Really interesting spin. As someone who enjoys all kinds of fanfics, I'm looking forward to future public updates and seeing how this plays out.
I will give some heads up to other prospective readers and tips for the author. I do hope you won't find this disheartening, but use it to enjoy/improve this VN.
The prose feels quite offbeat. I have a suspicion that English isn't your first language, but I could be wrong. Forgive me if I sound like I am treating you like a baby, but I genuinely want you to improve your writing.
The most common issue you have is putting the important clause at the end of your sentences. "You give it your all and you keep going, one heavy step in front of the other" can be rewritten as "One heavy step in front of the other, you give it your all and keep going".

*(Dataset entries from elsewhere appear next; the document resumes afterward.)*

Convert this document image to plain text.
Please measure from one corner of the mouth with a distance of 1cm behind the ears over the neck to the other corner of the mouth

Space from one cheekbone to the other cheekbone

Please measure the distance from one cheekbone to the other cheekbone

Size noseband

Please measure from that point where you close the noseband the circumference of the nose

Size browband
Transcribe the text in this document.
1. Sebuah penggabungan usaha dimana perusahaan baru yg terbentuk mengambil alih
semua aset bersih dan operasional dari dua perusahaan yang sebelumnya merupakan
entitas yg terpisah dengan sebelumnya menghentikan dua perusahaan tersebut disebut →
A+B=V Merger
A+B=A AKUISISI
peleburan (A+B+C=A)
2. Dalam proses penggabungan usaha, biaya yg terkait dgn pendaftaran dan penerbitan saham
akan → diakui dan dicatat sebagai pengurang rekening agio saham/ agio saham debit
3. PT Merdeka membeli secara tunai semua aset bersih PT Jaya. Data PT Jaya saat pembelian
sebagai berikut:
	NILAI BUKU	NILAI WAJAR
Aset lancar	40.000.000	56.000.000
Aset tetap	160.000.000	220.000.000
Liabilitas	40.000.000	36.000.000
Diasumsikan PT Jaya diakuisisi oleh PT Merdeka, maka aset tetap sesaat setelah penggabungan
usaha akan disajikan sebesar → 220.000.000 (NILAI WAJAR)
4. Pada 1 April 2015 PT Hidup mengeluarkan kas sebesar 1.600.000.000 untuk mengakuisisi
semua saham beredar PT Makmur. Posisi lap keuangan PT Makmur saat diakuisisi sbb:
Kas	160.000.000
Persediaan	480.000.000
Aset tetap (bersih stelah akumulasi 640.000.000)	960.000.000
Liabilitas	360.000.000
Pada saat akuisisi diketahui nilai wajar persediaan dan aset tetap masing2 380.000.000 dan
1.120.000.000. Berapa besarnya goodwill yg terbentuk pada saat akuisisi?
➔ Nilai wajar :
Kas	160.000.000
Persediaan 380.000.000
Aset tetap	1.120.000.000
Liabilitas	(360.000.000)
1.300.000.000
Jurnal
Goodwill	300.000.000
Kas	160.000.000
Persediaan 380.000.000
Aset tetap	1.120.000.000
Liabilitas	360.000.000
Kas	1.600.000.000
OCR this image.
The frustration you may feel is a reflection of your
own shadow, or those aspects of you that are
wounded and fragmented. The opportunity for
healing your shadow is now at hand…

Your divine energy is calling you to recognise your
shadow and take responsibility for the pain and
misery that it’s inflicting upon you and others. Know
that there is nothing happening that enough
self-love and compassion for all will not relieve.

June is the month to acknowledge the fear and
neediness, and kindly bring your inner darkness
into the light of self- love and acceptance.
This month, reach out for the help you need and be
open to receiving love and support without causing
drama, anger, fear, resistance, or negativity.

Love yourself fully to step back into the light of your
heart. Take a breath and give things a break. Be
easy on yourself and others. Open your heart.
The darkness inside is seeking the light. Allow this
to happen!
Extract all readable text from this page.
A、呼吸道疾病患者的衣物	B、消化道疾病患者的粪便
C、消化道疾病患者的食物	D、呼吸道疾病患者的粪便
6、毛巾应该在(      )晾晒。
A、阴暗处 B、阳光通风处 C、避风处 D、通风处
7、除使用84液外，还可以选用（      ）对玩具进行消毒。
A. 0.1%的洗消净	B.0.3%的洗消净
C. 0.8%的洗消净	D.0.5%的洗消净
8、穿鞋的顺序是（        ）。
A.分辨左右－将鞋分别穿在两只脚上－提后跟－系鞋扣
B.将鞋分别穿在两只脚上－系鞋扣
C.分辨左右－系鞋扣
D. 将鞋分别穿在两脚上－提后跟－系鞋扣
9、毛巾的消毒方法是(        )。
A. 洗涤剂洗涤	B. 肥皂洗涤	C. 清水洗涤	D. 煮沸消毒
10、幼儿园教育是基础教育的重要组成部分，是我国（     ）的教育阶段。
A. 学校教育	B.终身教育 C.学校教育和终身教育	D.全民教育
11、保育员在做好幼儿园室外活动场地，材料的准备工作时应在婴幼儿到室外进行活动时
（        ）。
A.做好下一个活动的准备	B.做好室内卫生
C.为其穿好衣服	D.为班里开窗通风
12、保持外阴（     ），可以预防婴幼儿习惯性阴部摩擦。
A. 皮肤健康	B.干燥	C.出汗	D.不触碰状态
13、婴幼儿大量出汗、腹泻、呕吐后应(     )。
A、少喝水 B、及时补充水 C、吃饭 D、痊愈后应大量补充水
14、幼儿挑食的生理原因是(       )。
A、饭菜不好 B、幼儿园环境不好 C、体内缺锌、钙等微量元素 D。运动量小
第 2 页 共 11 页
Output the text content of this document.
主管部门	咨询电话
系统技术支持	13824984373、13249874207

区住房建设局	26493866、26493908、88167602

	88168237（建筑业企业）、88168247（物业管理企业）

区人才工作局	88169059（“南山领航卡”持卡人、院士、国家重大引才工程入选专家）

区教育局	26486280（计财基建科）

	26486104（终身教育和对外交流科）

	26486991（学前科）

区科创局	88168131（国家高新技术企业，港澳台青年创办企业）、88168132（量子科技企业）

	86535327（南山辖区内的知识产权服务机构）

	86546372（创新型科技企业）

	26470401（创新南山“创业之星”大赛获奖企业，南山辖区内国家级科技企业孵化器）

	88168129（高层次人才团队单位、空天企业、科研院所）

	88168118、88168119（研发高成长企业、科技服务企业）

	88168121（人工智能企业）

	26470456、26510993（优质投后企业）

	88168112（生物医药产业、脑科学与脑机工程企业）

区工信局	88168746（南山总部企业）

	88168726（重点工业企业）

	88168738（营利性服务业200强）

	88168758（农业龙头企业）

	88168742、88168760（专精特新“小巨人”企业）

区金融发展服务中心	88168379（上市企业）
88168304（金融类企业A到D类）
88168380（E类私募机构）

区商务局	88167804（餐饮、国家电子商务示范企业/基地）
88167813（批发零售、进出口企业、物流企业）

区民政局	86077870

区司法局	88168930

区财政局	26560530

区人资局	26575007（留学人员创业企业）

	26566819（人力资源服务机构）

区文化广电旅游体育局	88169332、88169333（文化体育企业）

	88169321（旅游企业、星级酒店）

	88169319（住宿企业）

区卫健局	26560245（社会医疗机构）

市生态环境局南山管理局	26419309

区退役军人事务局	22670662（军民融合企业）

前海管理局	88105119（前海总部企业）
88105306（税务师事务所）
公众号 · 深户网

A clause is an idea; A comma separates two related ideas; A period signals the end of related ideas.
You have many sentences that can be immediately improved just by putting the last clause first. Moreover, when rearranged this way, it can give you more opportunities for vivid imagery when it comes time to write your second draft.
Example of a 2nd draft rewrite: "Kicking up snow-scuffed boots, you plow through pristine powder, creating a knee-height chasm behind you".
I know it sounds funny when reading it aloud, but we tend to stutter on our plosive consonants when we are c-c-cold! It gives a silly stuttering effect that almost seems unintentional, but so relatable.
I'm sure other readers would love it if you made use of other literary techniques, like using internal rhyming words to show the cheerfulness of the characters, or if you needed to express danger, then end your sentences quickly to cohere with the fast pace. If it's too fast, try using assonance to help improve flow and really try to take your time with a thesaurus.
Another quick one I came up with, where I used S sounds to highlight snow and H sounds to highlight happy feelings, combining both to make a happy wintery scene "Sunlight sparkled on the snow-covered fields, creating a shimmering spectacle. Happy shouts filled the air as skiers slid down the slopes, their laughter, a counterpoint to the soft hiss of sleds carving gentle trails. A serene sense of happy contentment saturated the scene, a perfect blend of winter fun and peaceful beauty". You should do your own for the tone that's right for you (and maybe not exaggerate the effect like I did. I exaggerated to make sure you get it). This trick can really help your readers breeze through long text without it getting boring. I must remind you I mean no offense, but reading your VN was a bit of a chore and it was sad to see opportunities slip by.
There are gems just waiting to jump out of your visual novel; you just have to joggle your clause placement to notice them. Sadly though, I would not say the quality is worth the patreon support yet.